Marchand bricht zusammen, marburger folgt – paralympics-sensation droht zu kippen
Kurz vor der Halbzeit lag Kathrin Marchand auf Bronze-Kurs, dann klappte der Körper. Die 35-Jährige musste sich an die Betreuer klammern und wurde aus dem 10-km-Klassik-Loipe geführt. Keine 30 Minuten später ging auch Sebastian Marburger zu Boden – zwei deutsche Medaillenhoffnungen binnen einer Stunde ausgeschaltet.
Der körper schrie, das ziel blieb stumm
Marchand, erst 14 Monate vom Ruder-zum Langlauf umgeschult, hatte nach dem Sprint-Rang vier am Vortag alles auf eine Karte gesetzt.
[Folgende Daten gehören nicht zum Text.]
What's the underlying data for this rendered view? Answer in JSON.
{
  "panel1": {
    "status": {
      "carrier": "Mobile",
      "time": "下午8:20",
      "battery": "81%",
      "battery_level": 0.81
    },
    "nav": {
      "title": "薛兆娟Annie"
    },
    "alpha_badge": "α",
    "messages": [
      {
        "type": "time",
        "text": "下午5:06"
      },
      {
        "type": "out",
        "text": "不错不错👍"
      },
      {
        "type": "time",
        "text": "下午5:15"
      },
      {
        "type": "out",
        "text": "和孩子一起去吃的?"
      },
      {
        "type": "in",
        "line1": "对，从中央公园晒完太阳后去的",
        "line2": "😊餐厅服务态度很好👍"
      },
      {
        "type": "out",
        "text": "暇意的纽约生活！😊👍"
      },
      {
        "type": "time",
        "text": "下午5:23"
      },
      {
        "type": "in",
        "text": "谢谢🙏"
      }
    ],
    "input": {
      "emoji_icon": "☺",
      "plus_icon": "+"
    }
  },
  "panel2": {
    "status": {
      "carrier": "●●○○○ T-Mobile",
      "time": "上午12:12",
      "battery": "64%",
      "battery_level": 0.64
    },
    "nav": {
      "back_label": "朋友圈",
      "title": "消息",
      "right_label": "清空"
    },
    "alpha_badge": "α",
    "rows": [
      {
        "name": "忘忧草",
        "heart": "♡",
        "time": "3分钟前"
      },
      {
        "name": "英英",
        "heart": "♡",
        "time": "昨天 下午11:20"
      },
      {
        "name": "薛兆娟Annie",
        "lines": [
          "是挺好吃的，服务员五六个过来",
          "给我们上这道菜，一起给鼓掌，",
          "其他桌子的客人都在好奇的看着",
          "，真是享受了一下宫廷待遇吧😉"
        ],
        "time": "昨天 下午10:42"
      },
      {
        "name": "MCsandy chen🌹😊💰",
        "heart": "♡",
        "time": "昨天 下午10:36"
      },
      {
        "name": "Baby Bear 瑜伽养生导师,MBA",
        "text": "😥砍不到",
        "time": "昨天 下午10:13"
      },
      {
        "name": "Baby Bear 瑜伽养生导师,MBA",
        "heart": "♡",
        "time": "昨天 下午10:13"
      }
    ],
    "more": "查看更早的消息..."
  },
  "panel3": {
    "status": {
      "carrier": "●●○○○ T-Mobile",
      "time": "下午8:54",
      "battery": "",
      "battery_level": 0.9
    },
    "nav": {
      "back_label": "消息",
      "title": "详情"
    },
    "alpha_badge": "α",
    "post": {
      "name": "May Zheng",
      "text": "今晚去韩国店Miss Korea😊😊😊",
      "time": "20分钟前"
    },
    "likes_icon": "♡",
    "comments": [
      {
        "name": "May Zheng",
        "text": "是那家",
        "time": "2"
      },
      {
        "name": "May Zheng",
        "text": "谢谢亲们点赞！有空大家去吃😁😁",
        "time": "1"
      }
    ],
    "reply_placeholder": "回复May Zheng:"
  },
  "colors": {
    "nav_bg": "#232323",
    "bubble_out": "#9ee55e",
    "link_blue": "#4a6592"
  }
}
Die Folge: Kreislaufkollaps bei minus zwölf Grad, 1.300 Höhenmetern und einer Sehbeeinträchtigung von 30 Prozent auf beiden Augen. „Ich habe gespürt, dass es eng wird, aber ich wollte das Podium“, sagte sie noch auf der Strecke, be ihr linkes Bei nachgab. Die erste Athletin, die Olympia, Sommer- und Winter-Paralympics gemeistert hat, schafft es nicht, ihre eigene Grenze zu ziehen – ein Drama mit Vorbote.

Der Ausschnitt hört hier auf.